^

Health

A
A
A

What causes leukemia?

 
, medical expert
Last reviewed: 20.11.2021
 
Fact-checked
х

All iLive content is medically reviewed or fact checked to ensure as much factual accuracy as possible.

We have strict sourcing guidelines and only link to reputable media sites, academic research institutions and, whenever possible, medically peer reviewed studies. Note that the numbers in parentheses ([1], [2], etc.) are clickable links to these studies.

If you feel that any of our content is inaccurate, out-of-date, or otherwise questionable, please select it and press Ctrl + Enter.

The causes of leukemia are not established. It is believed that oncogenes-cellular genes homologous to retroviruses that cause leukemia in experimental animals and T-cell lymphoma (more often in adults) are transmitted antenatally and in humans, leading to the first malignant growth event-the formation of mutant transformed cells that are either destroyed or their growth is restrained by the body's defense systems. The second event: the second mutation in the transformed clone of cells, or weakening of the defense systems (can occur both perinatally and postnatally). It is believed that the most likely factor that causes the second event is viral infections. There are known risk factors that increase the likelihood of leukemia: primary and secondary immunodeficiencies, aplastic anemia and myelodysplasia, penetrating radiation, certain chemicals (eg benzene), cytostatic and X-ray therapy for tumors.

The pathogenesis of leukemia. According to the generally accepted clonal theory of leukemia, all leukemia cells are descendants of a single ancestral cell, which ceased its differentiation at one of the early stages of maturation. Leukemia swelling is self-sustaining, depresses normal hematopoiesis, metastasizes, and grows outside the hematopoiesis.

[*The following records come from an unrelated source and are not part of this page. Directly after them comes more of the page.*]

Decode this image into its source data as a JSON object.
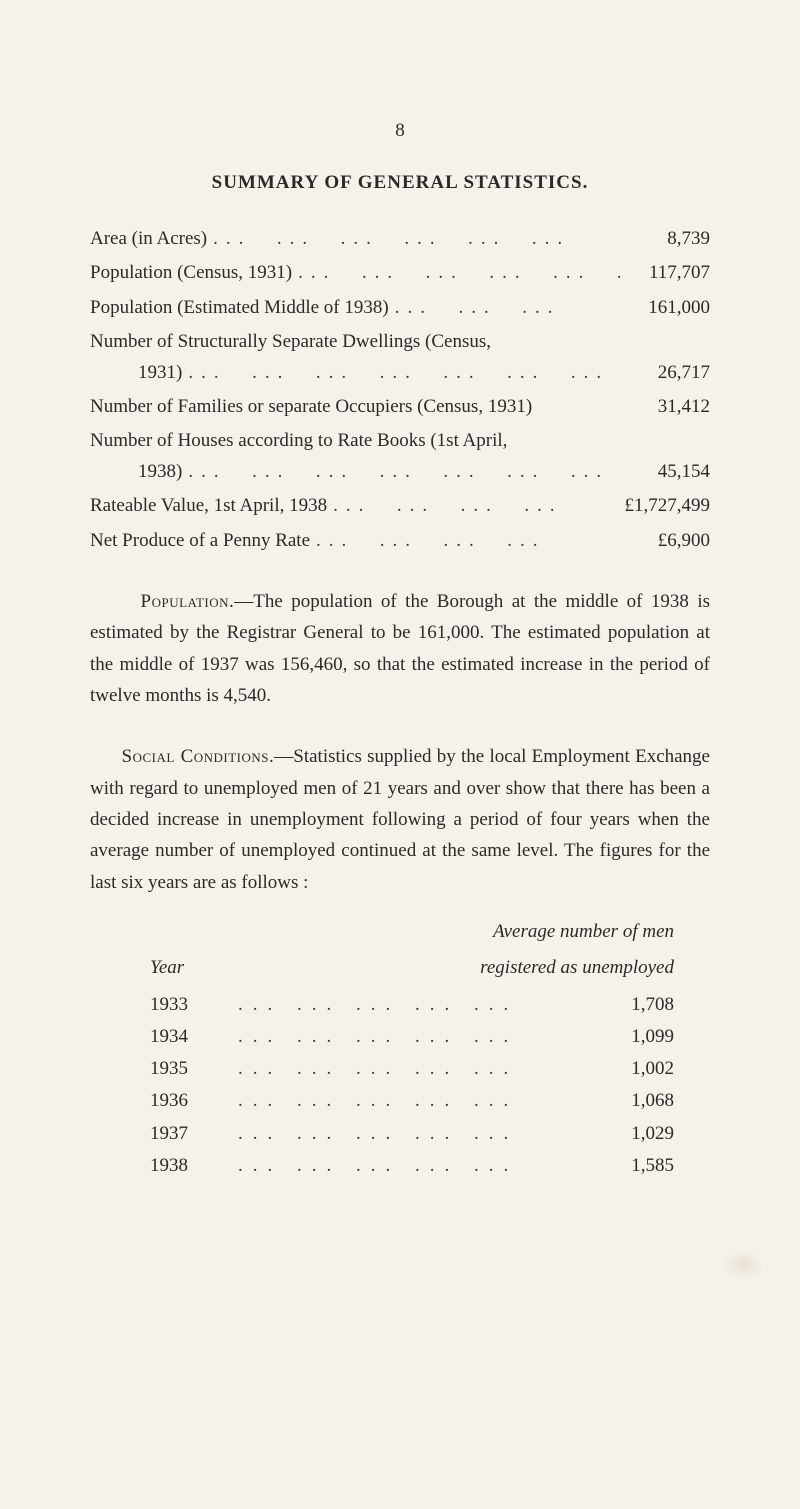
{
  "page_number": "8",
  "main_title": "SUMMARY OF GENERAL STATISTICS.",
  "stats": {
    "area_label": "Area (in Acres)",
    "area_value": "8,739",
    "pop_census_label": "Population (Census, 1931)",
    "pop_census_value": "117,707",
    "pop_est_label": "Population (Estimated Middle of 1938)",
    "pop_est_value": "161,000",
    "dwellings_line1": "Number of Structurally Separate Dwellings (Census,",
    "dwellings_line2": "1931)",
    "dwellings_value": "26,717",
    "families_label": "Number of Families or separate Occupiers (Census, 1931)",
    "families_value": "31,412",
    "houses_line1": "Number of Houses according to Rate Books (1st April,",
    "houses_line2": "1938)",
    "houses_value": "45,154",
    "rateable_label": "Rateable Value, 1st April, 1938",
    "rateable_value": "£1,727,499",
    "penny_label": "Net Produce of a Penny Rate",
    "penny_value": "£6,900"
  },
  "paragraphs": {
    "pop_lead": "Population.",
    "pop_body": "—The population of the Borough at the middle of 1938 is estimated by the Registrar General to be 161,000. The estimated population at the middle of 1937 was 156,460, so that the estimated increase in the period of twelve months is 4,540.",
    "soc_lead": "Social Conditions.",
    "soc_body": "—Statistics supplied by the local Employment Exchange with regard to unemployed men of 21 years and over show that there has been a decided increase in unemployment following a period of four years when the average number of unemployed continued at the same level. The figures for the last six years are as follows :"
  },
  "year_table": {
    "header_year": "Year",
    "header_avg_line1": "Average number of men",
    "header_avg_line2": "registered as unemployed",
    "rows": [
      {
        "year": "1933",
        "value": "1,708"
      },
      {
        "year": "1934",
        "value": "1,099"
      },
      {
        "year": "1935",
        "value": "1,002"
      },
      {
        "year": "1936",
        "value": "1,068"
      },
      {
        "year": "1937",
        "value": "1,029"
      },
      {
        "year": "1938",
        "value": "1,585"
      }
    ]
  },
  "dots_fill": "... ... ... ... ... ..."
}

Part of the leukemia clone of cells is actively proliferating, "growth fraction", the other - "dormant fraction", consisting of cells in a resting phase. It is emphasized that usually the number of leukemic clone at the time of clinical detection of leukemia is about 10 cells. The minimum time required for the formation of such a number of cells is 1 year, the maximum is 10 years, an average of 3.5 years. Hence it follows that the trigger mechanism of leukemogenesis most likely operated in the perinatal period for a child who contracted acute leukemia.

A characteristic feature of the tumor progression in the bone marrow in acute leukemia is the suppression of normal hematopoiesis, which determines the most typical changes that are detected in the peripheral blood of patients with acute leukemia: anemia + neutropenia + thrombocytopenia. This is due to the fact that most blasts in leukemia have the properties of normal cells - hematopoietic precursors, which can suppress the maturation of normal stem cells. According to modern ideas, at the time of achieving the first clinical remission in a child with acute lymphoblastic leukemia (the absence of physical symptoms of acute leukemia, the normal picture of peripheral blood, the content of blast elements in the myelogram of not more than 5% and lymphocytes no more than 20%), he remains at least 10 -109 leukemic cells, that is, chemotherapy in remission must necessarily be continued (at least 3 years). In addition to bone marrow, leukemia cells are especially frequent (up to 75% of patients) present in the brain and its membranes, and in boys very often in the testes. This dictates the need for targeted therapy specifically for these organs (local X-ray therapy, endolyumbal administration of chemotherapy drugs, etc.).

There are 3 morphological variants of acute lymphoblastic leukemia:

  • L1 (mainly small lymphoblasts with homogeneous nuclear chromatin, clearly colored, without nucleoli, with a small amount of cytoplasm);
  • L2 (large lymphoblasts, heterogeneous in size, with an irregular nucleus membrane, a clear one or more nucleoli, more cytoplasm);
  • L3 (lymphoblasts are large, their size does not vary, the pronounced basophilia of the cytoplasm with its characteristic vacuolization).

Membrane and other marker antigens are isolated:

  • T-cell acute lymphoblastic leukemia (15-25% of all ALL in children);
  • B-cell and pre-B-cell (1-3% ALL in children);
  • O-cell - unidentifiable acute lymphoblastic leukemia (neither on the surface of the lymphoblasts, nor in the cytoplasm, immunoglobulins, CD 4 and other markers of T cells) - 70-80% of children with ALL.

Among the OnLL are:

  • M1-myeloblast, there is no maturation;
  • M2-myeloblast, incomplete maturation;
  • M3-promyelocytic;
  • M4-myelomonoblast;
  • M5 monoblast;
  • Mb-erythromyelosis;
  • M7-megakaryoblastny.

In chronic myelogenous leukemia, an adult type, a juvenile type, and a blast crisis are identified. Congenital leukemia is usually described as a particular form of acute leukemia.

Translation Disclaimer: For the convenience of users of the iLive portal this article has been translated into the current language, but has not yet been verified by a native speaker who has the necessary qualifications for this. In this regard, we warn you that the translation of this article may be incorrect, may contain lexical, syntactic and grammatical errors.